All interactions between profiles and ligands
Each block of data starts with profile name and a list of PDB codes that were used as structural evidence. Location number is position within the profile. Each line of interaction is defined for molecular part (see the list of part codes above), atom name (according to PDB), and the number of interactions with the corresponding EFL profile position.

EFL profile PFM (example for profile ADEP)
Each position frequency matrix (PFM) is accessible in machine-readable format, where the rows are profile positions (counting from zero) and the columns are amino acids in alphabetical order. Each value represents frequency of an amino acid on the corresponding position. In order to fetch the matrix files for other profiles change the URL accordingly.



References

  1. Jencks WP. Catalysis in chemistry and enzymology.

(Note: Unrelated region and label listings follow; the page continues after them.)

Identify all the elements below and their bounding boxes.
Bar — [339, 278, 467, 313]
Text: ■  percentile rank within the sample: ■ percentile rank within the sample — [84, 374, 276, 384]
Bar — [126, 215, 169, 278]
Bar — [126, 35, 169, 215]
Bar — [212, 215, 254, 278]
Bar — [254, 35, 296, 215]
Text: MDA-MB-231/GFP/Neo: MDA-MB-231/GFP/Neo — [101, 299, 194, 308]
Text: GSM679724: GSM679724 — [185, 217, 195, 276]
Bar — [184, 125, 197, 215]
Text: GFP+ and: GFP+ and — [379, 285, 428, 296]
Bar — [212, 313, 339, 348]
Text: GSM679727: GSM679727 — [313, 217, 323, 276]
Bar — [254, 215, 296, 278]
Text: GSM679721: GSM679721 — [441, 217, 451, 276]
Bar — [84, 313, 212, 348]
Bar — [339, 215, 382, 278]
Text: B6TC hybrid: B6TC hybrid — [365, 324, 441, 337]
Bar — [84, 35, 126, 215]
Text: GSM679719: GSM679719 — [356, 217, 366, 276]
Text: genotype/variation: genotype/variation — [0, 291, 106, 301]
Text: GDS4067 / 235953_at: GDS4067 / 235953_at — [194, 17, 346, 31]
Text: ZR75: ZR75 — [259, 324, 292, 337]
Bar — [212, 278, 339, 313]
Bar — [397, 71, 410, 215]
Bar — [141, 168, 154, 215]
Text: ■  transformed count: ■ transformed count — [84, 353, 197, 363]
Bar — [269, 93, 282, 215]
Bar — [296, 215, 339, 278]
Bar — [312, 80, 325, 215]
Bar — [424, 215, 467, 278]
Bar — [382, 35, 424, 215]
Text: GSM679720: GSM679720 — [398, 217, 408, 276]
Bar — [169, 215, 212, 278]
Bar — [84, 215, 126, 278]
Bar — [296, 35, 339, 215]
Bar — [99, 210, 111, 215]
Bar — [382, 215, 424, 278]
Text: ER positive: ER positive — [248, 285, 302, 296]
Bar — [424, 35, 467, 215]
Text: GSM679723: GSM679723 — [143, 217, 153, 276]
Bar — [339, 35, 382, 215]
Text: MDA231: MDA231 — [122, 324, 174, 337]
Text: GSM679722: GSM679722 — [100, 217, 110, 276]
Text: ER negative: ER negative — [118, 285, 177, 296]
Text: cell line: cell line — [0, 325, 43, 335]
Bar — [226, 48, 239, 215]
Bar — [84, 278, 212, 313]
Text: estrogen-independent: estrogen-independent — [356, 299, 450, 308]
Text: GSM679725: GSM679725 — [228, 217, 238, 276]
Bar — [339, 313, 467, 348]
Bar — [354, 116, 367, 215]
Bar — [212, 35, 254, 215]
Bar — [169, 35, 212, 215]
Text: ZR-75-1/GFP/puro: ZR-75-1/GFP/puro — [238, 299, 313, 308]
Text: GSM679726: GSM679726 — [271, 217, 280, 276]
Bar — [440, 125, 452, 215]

Mineola NY, editor: Dover; 1987.
  2. Berezovsky IN, Grosberg AY, Trifonov EN. Closed loops of nearly standard size: common basic element of protein structure. FEBS letters 2000;466(2-3):283-286.
  3. Berezovsky IN, Trifonov EN. Van der Waals locks: loop-n-lock structure of globular proteins. Journal of molecular biology 2001;307(5):1419-1426.
  4. Goncearenco A, Berezovsky IN. Prototypes of elementary functional loops unravel evolutionary connections between protein functions. Bioinformatics 2010;26(18):i497-503.
  5. Goncearenco A, Berezovsky IN. Computational reconstruction of primordial prototypes of elementary functional loops in modern proteins. Bioinformatics 2011;27(17):2368-2375.